|From the Don Jackson Collection, Lincoln, Lawrence, Franklin Library -- Date and Location Unknown|
The oil boom? Well, that was the next chapter in the History of Wealth and Prosperity for Southwest Mississippi.
It began late on a Wednesday afternoon, December 30, 1942: The first oil of Lincoln County gushed to the surface at the Garland T. Smith well in the Lloyd Star community.
The California Oil Company had hit pay dirt.
Several other companies were in hot pursuit of liquid gold -- Roeser and Pendleton, Sun Oil, and Humble.
A "discovery well" in West Mallalieu "opened the floodgates for rapid drilling" in that area, according to Durr Walker, author of Lincoln County, Mississippi, A Pictorial History.
Just five years almost to the day after that first black geyser filled the sky in Lloyd Star, Brookhaven was "on the oil map," according to Walker.
Drilling activity was "spirited," and by September of 1947, Lincoln had become the leading oil producing county in the state.
The boom was huge, and those who were smart enough -- or lucky enough -- to find themselves in the midst of the economic chain of events, profited greatly.
The rush slowed considerably by the 1950s, and by the 1960s, the crude oil river of riches had slowed to a trickle.
But the story doesn't end there.
In the 1970s, a world ever thirsty for oil spurred a rise in crude oil prices, which in turn spurred new drilling in the area, leading to a series of small, but profitable, discoveries in Lincoln County, bringing new wealth to a group of local men who owned the rights.

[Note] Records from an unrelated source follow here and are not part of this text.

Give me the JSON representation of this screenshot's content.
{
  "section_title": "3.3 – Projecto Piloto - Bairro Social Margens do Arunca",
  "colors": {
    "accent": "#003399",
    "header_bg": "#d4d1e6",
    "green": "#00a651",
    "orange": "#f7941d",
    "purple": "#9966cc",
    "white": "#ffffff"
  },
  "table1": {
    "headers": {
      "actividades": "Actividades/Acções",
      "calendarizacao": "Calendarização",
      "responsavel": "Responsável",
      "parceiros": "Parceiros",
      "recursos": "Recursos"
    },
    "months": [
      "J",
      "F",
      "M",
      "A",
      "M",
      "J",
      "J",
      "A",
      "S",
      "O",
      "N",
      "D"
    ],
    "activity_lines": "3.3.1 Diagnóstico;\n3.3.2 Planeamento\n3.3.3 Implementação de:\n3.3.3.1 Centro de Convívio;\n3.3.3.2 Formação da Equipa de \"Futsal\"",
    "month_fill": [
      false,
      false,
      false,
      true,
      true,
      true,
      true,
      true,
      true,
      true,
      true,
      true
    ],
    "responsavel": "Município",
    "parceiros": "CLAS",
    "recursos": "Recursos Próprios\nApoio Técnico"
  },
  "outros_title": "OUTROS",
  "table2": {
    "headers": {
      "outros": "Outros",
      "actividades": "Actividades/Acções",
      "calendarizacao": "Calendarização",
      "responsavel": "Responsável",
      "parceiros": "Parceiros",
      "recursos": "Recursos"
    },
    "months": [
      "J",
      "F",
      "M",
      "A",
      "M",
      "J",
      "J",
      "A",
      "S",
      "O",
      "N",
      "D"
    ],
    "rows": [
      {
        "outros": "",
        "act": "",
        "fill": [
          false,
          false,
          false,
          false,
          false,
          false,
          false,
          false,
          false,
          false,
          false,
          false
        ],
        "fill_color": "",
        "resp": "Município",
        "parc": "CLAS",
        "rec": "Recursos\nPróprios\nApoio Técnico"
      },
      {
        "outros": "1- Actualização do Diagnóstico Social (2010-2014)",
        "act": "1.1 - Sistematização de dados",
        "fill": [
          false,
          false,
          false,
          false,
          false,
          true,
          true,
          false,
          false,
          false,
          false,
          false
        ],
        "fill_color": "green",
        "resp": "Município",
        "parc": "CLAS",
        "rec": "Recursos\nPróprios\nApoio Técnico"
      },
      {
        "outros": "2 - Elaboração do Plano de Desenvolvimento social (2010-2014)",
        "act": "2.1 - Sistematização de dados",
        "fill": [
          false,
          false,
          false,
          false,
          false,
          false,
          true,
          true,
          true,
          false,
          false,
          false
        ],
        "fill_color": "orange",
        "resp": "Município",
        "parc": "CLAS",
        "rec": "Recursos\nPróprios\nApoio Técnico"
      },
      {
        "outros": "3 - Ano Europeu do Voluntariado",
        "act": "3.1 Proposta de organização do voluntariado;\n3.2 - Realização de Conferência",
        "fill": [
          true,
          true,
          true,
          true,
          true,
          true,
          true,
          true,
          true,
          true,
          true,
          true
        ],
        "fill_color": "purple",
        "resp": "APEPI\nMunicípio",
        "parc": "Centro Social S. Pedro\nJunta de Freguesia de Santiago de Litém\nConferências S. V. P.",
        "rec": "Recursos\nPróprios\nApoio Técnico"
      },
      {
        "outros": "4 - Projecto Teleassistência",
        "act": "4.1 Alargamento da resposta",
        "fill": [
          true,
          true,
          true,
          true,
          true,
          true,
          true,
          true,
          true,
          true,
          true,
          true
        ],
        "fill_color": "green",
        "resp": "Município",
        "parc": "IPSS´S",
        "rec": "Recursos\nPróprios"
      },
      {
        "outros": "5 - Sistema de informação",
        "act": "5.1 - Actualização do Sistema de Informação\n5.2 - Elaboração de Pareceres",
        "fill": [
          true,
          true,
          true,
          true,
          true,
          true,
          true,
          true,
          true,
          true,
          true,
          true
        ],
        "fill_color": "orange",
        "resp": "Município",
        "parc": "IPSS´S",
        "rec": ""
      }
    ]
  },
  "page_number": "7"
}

(One man, who went from rags to riches overnight, sold his tiny clapboard home, built a beautiful mansion, replete with flickering gas lanterns adorning the entry, and purchased seven shiny new cars, one for each day of the week.)
A Boomlet Redux
Today, with crude oil prices ever on the rise, big oil companies -- with plans on fracking* for oil and gas -- have snapped up every available rent house and booked up any number of hotel rooms into the near future to return operations to an area that once produced more than 135 million barrels of oil from 416 wells.
And that chapter has only just begun.
*Simply put: a different but more complex way of extracting trapped oil and gas from the earth below. I learned some time back that the method is not "new," as some folks believe -- it was first used in 1947 in Texas. See the turquoise link for more on the history and how it works.
Humble's Randall #1, undated.White writing across the bottom of the photograph identifies this derrick as "Humble's Randall #1, Doris Ballew Dr. Co." "Art Studio, Brookhaven, Miss." in lower right corner.